Assembling source into code object using LLVM API
Refer to examples/api/assemble.
Disassembling instruction stream using LLVM API
Refer to examples/api/disassemble.
Using amdphdrs
Note that normally standard lld and Code Object version 2 should be used which is closer to standard ELF format.
amdphdrs (now obsolete) is complimentary utility that can be used to produce AMDGPU Code Object version 1.
For example, given assembly source in asm.s, the following will assemble it and link using amdphdrs:
llvm-mc -arch=amdgcn -mcpu=fiji -filetype=obj -o asm.o asm.s
andphdrs asm.o asm.co
Differences between LLVM AMDGPU Assembler and AMD SP3 assembler
Macro support
SP3 supports proprietary set of macros/tools. sp3_to_mc.pl script attempts to translate them into GAS syntax understood by llvm-mc.

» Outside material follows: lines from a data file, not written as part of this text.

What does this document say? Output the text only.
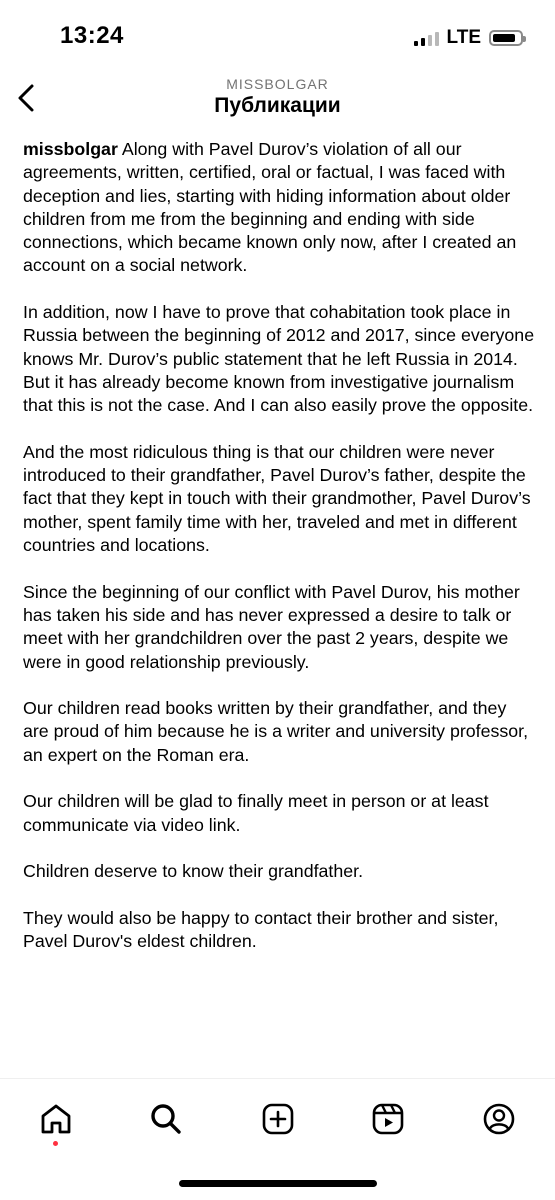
13:24	LTE
MISSBOLGAR
Публикации

missbolgar Along with Pavel Durov’s violation of all our agreements, written, certified, oral or factual, I was faced with deception and lies, starting with hiding information about older children from me from the beginning and ending with side connections, which became known only now, after I created an account on a social network.

In addition, now I have to prove that cohabitation took place in Russia between the beginning of 2012 and 2017, since everyone knows Mr. Durov’s public statement that he left Russia in 2014. But it has already become known from investigative journalism that this is not the case. And I can also easily prove the opposite.

And the most ridiculous thing is that our children were never introduced to their grandfather, Pavel Durov’s father, despite the fact that they kept in touch with their grandmother, Pavel Durov’s mother, spent family time with her, traveled and met in different countries and locations.

Since the beginning of our conflict with Pavel Durov, his mother has taken his side and has never expressed a desire to talk or meet with her grandchildren over the past 2 years, despite we were in good relationship previously.

Our children read books written by their grandfather, and they are proud of him because he is a writer and university professor, an expert on the Roman era.

Our children will be glad to finally meet in person or at least communicate via video link.

Children deserve to know their grandfather.

They would also be happy to contact their brother and sister, Pavel Durov's eldest children.
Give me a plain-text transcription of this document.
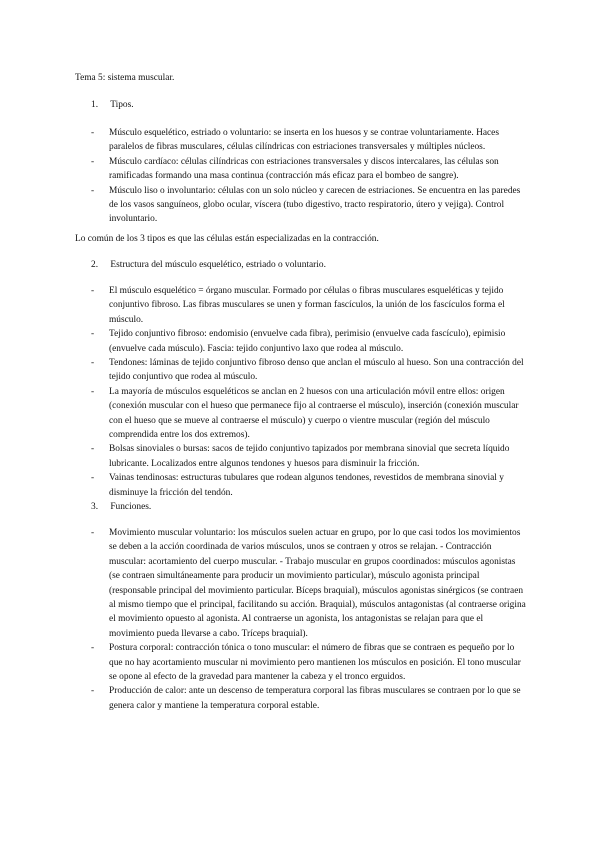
Tema 5: sistema muscular.
1. Tipos.
- Músculo esquelético, estriado o voluntario: se inserta en los huesos y se contrae voluntariamente. Haces paralelos de fibras musculares, células cilíndricas con estriaciones transversales y múltiples núcleos.
- Músculo cardíaco: células cilíndricas con estriaciones transversales y discos intercalares, las células son ramificadas formando una masa continua (contracción más eficaz para el bombeo de sangre).
- Músculo liso o involuntario: células con un solo núcleo y carecen de estriaciones. Se encuentra en las paredes de los vasos sanguíneos, globo ocular, víscera (tubo digestivo, tracto respiratorio, útero y vejiga). Control involuntario.
Lo común de los 3 tipos es que las células están especializadas en la contracción.
2. Estructura del músculo esquelético, estriado o voluntario.
- El músculo esquelético = órgano muscular. Formado por células o fibras musculares esqueléticas y tejido conjuntivo fibroso. Las fibras musculares se unen y forman fascículos, la unión de los fascículos forma el músculo.
- Tejido conjuntivo fibroso: endomisio (envuelve cada fibra), perimisio (envuelve cada fascículo), epimisio (envuelve cada músculo). Fascia: tejido conjuntivo laxo que rodea al músculo.
- Tendones: láminas de tejido conjuntivo fibroso denso que anclan el músculo al hueso. Son una contracción del tejido conjuntivo que rodea al músculo.
- La mayoría de músculos esqueléticos se anclan en 2 huesos con una articulación móvil entre ellos: origen (conexión muscular con el hueso que permanece fijo al contraerse el músculo), inserción (conexión muscular con el hueso que se mueve al contraerse el músculo) y cuerpo o vientre muscular (región del músculo comprendida entre los dos extremos).
- Bolsas sinoviales o bursas: sacos de tejido conjuntivo tapizados por membrana sinovial que secreta líquido lubricante. Localizados entre algunos tendones y huesos para disminuir la fricción.
- Vainas tendinosas: estructuras tubulares que rodean algunos tendones, revestidos de membrana sinovial y disminuye la fricción del tendón.
3. Funciones.
- Movimiento muscular voluntario: los músculos suelen actuar en grupo, por lo que casi todos los movimientos se deben a la acción coordinada de varios músculos, unos se contraen y otros se relajan. - Contracción muscular: acortamiento del cuerpo muscular. - Trabajo muscular en grupos coordinados: músculos agonistas (se contraen simultáneamente para producir un movimiento particular), músculo agonista principal (responsable principal del movimiento particular. Bíceps braquial), músculos agonistas sinérgicos (se contraen al mismo tiempo que el principal, facilitando su acción. Braquial), músculos antagonistas (al contraerse origina el movimiento opuesto al agonista. Al contraerse un agonista, los antagonistas se relajan para que el movimiento pueda llevarse a cabo. Tríceps braquial).
- Postura corporal: contracción tónica o tono muscular: el número de fibras que se contraen es pequeño por lo que no hay acortamiento muscular ni movimiento pero mantienen los músculos en posición. El tono muscular se opone al efecto de la gravedad para mantener la cabeza y el tronco erguidos.
- Producción de calor: ante un descenso de temperatura corporal las fibras musculares se contraen por lo que se genera calor y mantiene la temperatura corporal estable.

flat_atomic_cmpswap instruction has 32-bit destination
LLVM AMDGPU:
flat_atomic_cmpswap v7, v[9:10], v[7:8]
SP3:
flat_atomic_cmpswap v[7:8], v[9:10], v[7:8]
Atomic instructions that return value should have glc flag explicitly
LLVM AMDGPU: flat_atomic_swap_x2 v[0:1], v[0:1], v[2:3] glc
SP3 flat_atomic_swap_x2 v[0:1], v[0:1], v[2:3]